Introduction

In a significant development affecting millions of customers, Marriott International has agreed to pay a staggering $52 million settlement to 49 states and Washington, DC, following a series of data breaches that left more than 334 million individuals vulnerable between 2014 and 2020. This move marks one of the largest data breach settlements in recent history.

FTC Agreement

As part of a separate agreement with the Federal Trade Commission (FTC), Marriott, along with its subsidiary Starwood Hotels & Resorts Worldwide, is now mandated to implement a comprehensive information security program. This step is designed to address accusations relating to their poor security practices, which have jeopardized customer data on a massive scale.

"The FTC's decisive action, in partnership with states, is aimed at ensuring Marriott revamps its data security protocols across its global operations," stated Samuel Levine, the director of the FTC’s Bureau of Consumer Protection.

Misleading Security Claims

The FCC alleges that both Marriott and Starwood misled customers by asserting they had adequate security measures in place while, in reality, their systems were woefully inadequate. Specific shortcomings included a lack of effective password controls, failure to secure firewalls, and poor network segmentation.
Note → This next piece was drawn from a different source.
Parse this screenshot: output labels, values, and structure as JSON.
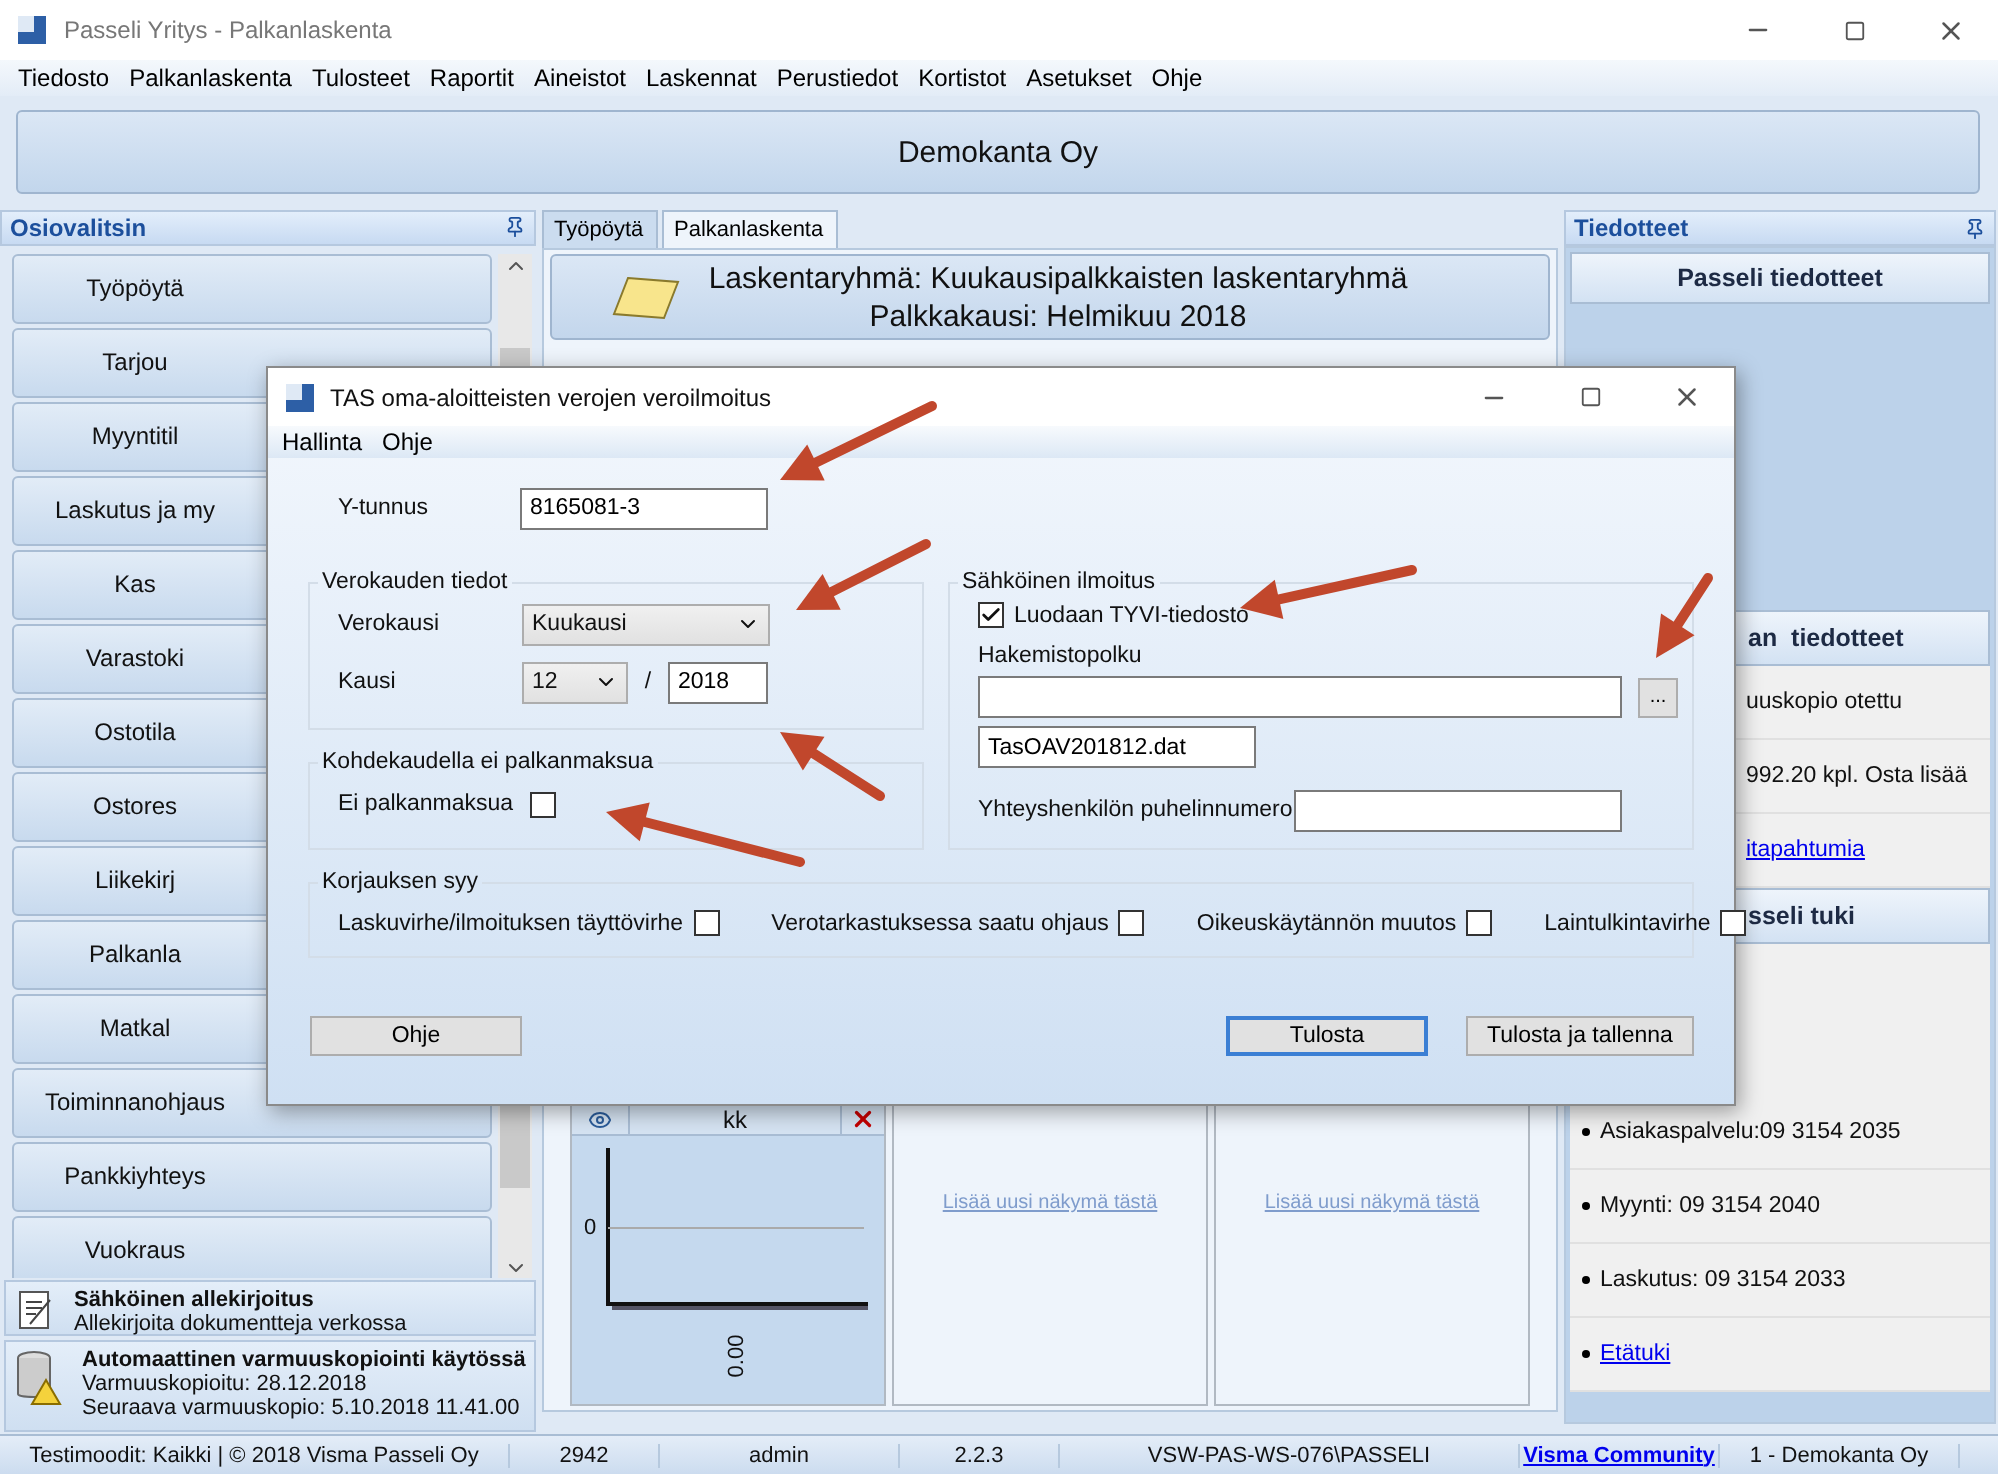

Alarmingly, they neglected to patch outdated software and systems, and multifactor authentication—a key security feature—was not deployed.

Major Breach Incident

Among the high-profile incidents, one breach revealed in 2020 involved hackers accessing approximately 20GB of sensitive employee and customer data from the BWI Airport Marriott in Baltimore. This critical data included confidential business documents and payment information, highlighting the serious risks associated with poor data security practices.

Settlement Details

As part of the settlement, Marriott is not only facing financial penalties but also must provide a pathway for all US customers to request the deletion of personal information linked to their email addresses or loyalty rewards account numbers. This includes access to sensitive data like passport information, credit and debit card details, dates of birth, and loyalty program numbers, all of which were exposed during the breaches.
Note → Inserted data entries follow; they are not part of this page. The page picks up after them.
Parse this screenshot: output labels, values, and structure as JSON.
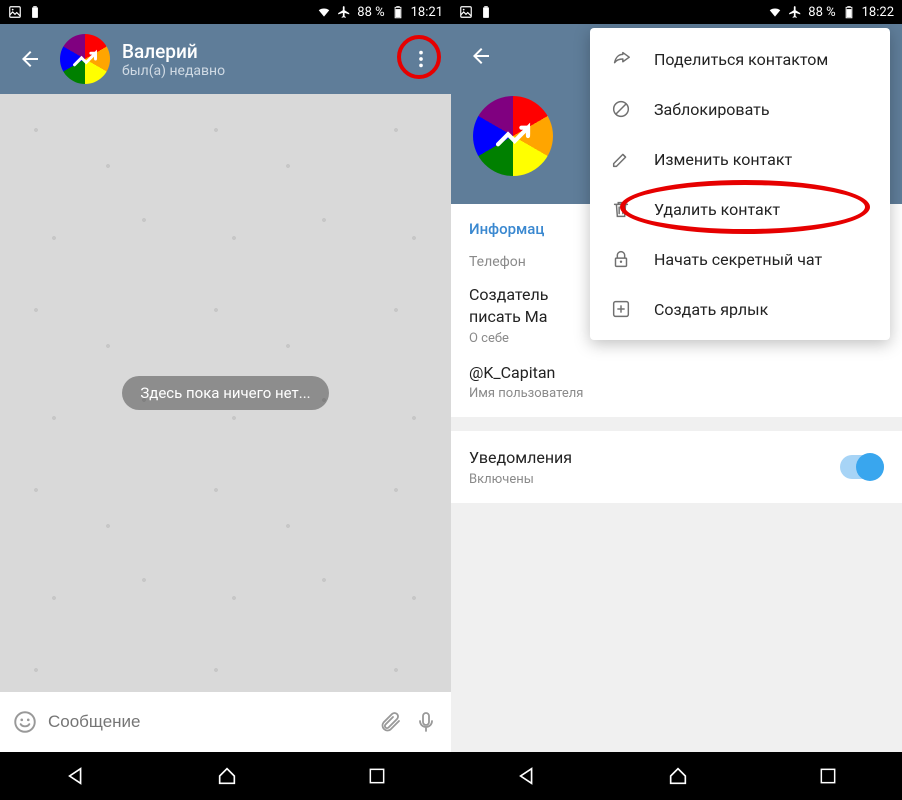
{
  "statusBar": {
    "battery": "88 %",
    "time1": "18:21",
    "time2": "18:22"
  },
  "screen1": {
    "header": {
      "name": "Валерий",
      "status": "был(а) недавно"
    },
    "emptyMessage": "Здесь пока ничего нет...",
    "input": {
      "placeholder": "Сообщение"
    }
  },
  "screen2": {
    "info": {
      "sectionTitle": "Информац",
      "phoneLabel": "Телефон",
      "aboutText": "Создатель\nписать Ма",
      "aboutLabel": "О себе",
      "username": "@K_Capitan",
      "usernameLabel": "Имя пользователя",
      "notifTitle": "Уведомления",
      "notifStatus": "Включены"
    },
    "menu": {
      "items": [
        {
          "label": "Поделиться контактом"
        },
        {
          "label": "Заблокировать"
        },
        {
          "label": "Изменить контакт"
        },
        {
          "label": "Удалить контакт"
        },
        {
          "label": "Начать секретный чат"
        },
        {
          "label": "Создать ярлык"
        }
      ]
    }
  }
}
Additionally, the hotel chain is required to audit rewards accounts and reinstate any stolen points at customers' request.

Industry Implications

This landmark case serves as a wake-up call for the hospitality industry and other sectors regarding the importance of robust cybersecurity measures. Customers should remain vigilant, regularly monitoring their accounts for unusual activity and taking proactive steps to protect their personal information. Marriott’s ongoing commitment to improving data security practices will be essential in restoring customer trust in the wake of these alarming breaches.